Cette information, lorsque nous l’avons, nous permet de savoir si un téléobjectif, un objectif à grand-angle, un objectif normal, un objectif fisheye, etc. a été employé. Le choix de l’objectif entraîne des conséquences importantes lors de la construction du point de vue physique de la photographie. Même si fréquemment cette information n’est pas disponible, le type d’optique utilisé n’est pas difficile à déduire. Le choix de l’objectif photographique détermine le modus operandi suivi pour photographier le sujet ou objet en question. Ce choix nous fournit de même des renseignements à propos de la relation qui s’établit entre le photographe et le sujet ou objet photographié.

Renseignements complémentaires

Dans cette section, nous pouvons inclure quelques renseignements disponibles (lorsque cela sera possible) à l’égard de l’éclairage, de la technique de développement ou de la postproduction employées. L’emploi d’un éclairage naturel ou artificiel, continu ou de flash a des conséquences différentes dans la production de la photographie. Il peut parfois s’agir de virages, solarisations, postérisations, images négatives, usage de filtres photographiques (optiques ou numériques). Dans tous les cas, nous faisons allusion à des renseignements que l’on peut trouver explicitement dans les catalogues ou dans les sources où la photographie que nous analysons a été prise.


1.3 Faits biographiques remarquables et commentaires critiques sur l’auteur

Lors de l’analyse de l’image, il est enfin nécessaire de posséder des renseignements sur la biographie du photographe et voire les commentaires critiques réalisés par des experts à propos de l’ouvrage photographique que nous étudions.
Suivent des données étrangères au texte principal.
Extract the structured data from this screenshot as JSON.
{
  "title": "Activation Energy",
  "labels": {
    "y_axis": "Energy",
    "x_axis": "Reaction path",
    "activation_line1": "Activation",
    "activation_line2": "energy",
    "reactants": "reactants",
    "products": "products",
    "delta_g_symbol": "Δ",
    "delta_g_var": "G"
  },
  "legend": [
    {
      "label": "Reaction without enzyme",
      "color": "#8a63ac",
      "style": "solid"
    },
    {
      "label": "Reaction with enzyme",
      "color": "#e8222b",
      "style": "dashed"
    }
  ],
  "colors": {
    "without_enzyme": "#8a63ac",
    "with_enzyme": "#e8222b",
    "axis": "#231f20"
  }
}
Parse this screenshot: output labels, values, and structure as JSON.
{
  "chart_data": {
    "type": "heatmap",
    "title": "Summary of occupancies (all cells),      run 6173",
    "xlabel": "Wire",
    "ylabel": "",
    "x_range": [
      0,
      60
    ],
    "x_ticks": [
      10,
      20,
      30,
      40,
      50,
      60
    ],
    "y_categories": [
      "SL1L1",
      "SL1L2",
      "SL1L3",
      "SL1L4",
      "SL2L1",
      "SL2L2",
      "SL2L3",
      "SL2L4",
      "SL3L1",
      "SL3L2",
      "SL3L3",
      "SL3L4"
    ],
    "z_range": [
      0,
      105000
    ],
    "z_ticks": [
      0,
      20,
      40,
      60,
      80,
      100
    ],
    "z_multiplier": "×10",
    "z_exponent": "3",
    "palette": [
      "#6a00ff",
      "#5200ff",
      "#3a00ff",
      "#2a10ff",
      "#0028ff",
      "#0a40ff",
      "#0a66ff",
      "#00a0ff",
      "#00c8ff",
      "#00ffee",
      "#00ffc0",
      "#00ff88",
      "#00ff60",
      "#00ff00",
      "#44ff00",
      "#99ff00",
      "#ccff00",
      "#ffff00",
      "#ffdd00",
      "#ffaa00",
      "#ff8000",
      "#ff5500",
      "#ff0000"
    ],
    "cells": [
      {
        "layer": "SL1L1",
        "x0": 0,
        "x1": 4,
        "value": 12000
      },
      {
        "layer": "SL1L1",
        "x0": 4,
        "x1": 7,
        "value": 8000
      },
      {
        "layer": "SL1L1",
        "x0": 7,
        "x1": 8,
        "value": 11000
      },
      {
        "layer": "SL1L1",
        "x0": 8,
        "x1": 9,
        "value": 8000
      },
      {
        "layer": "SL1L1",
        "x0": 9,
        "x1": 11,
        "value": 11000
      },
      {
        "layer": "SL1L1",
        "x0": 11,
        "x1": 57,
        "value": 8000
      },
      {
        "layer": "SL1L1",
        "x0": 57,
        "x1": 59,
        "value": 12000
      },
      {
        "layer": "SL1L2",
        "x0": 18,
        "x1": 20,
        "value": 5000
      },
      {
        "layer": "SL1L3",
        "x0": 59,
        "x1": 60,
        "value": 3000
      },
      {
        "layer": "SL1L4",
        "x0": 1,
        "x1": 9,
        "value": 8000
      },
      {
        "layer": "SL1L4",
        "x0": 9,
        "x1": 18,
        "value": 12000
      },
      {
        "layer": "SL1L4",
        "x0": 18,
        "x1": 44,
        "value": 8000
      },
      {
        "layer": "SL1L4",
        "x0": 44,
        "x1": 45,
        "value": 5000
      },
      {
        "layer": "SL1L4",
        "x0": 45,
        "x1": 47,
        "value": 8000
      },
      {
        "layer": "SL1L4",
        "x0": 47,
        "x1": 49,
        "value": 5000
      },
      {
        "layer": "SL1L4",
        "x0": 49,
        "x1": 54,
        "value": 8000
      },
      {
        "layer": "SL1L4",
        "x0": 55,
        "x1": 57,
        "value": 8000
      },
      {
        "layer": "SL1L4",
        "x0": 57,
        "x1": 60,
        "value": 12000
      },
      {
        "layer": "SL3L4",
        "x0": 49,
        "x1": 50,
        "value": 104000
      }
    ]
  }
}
Nous incluons donc dans l’analyse les renseignements sur les conditions de production et exhibition de la photographie qui peuvent nous aider à mieux comprendre l’image en question. Cela dit, tel que nous l’avons commenté ci-dessus, ces informations ont un caractère purement indicatif, d’autant plus que dans l’analyse de l’image il convient de distinguer nettement l’auteur « empirique » et l’instance «énonciative» de l’image. L’auteur empirique est une instance indépendante de la matérialité du texte audiovisuel analysé, dont l’intentionnalité échappe à notre savoir, tandis que l’énonciation fait allusion aux traces textuelles que l’on peut trouver dans l’image même. Nous devons donc faire attention au caractère fallacieux de la notion traditionnelle d’auteur, qui n’est absolument pas dépositaire du sens de ses textes.